Denison Scientific Association: Dowsing the shear zone: Deciphering patterns of fluid flow in fault zones

Plate tectonics involves massive forces across immense time scales. Energy from the growth and collapse of mountains is concentrated in narrow zones. These zones of immense strain manifest as fault networks. At sufficient depths, rocks no longer generate earthquakes. Rather, rocks predominantly deform via crystal-plastic mechanisms. Fluids in these faults promote weakening, enhance fracturing, and prompt metamorphic reactions. The isotopic composition of silicate minerals in crystal-plastic shear zones often confirm the presence and provenance of these fluids. In contrast, the absence of an aqueous fluid signature argues for hot, impermeable crust. However, evidence for or against aqueous fluids in the plastic crust is often elucidated across time and space from sparse evidence. Mobilizing fluids, particularly surface derived fluids within rocks at these pressures is mechanically challenging.
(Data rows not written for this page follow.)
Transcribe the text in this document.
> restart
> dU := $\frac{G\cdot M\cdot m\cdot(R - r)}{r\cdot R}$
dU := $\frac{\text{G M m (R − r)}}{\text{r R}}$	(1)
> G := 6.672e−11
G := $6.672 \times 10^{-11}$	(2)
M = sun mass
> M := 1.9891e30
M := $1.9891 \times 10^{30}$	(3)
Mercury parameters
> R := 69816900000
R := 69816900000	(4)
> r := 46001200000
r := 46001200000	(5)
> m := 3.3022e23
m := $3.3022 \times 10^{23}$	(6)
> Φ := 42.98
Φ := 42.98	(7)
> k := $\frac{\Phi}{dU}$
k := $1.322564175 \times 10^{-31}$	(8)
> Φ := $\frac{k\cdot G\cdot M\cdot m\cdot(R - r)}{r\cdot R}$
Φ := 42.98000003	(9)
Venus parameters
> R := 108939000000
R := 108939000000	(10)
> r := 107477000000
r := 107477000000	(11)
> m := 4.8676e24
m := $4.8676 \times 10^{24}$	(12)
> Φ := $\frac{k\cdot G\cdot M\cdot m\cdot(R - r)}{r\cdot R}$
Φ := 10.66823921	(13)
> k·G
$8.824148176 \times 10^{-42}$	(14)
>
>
Here, I will present the most comprehensive hydrogen and oxygen stable isotope dataset collected to date from a young, enigmatic shear zone in the Peruvian Andes. Pairing isotopic data with radiometric dating and kinematic analysis of features across scales informs the mechanical processes allowing fluid to move in high pressure scenarios and the influence of thermal structure on crystal-plastic fault zones.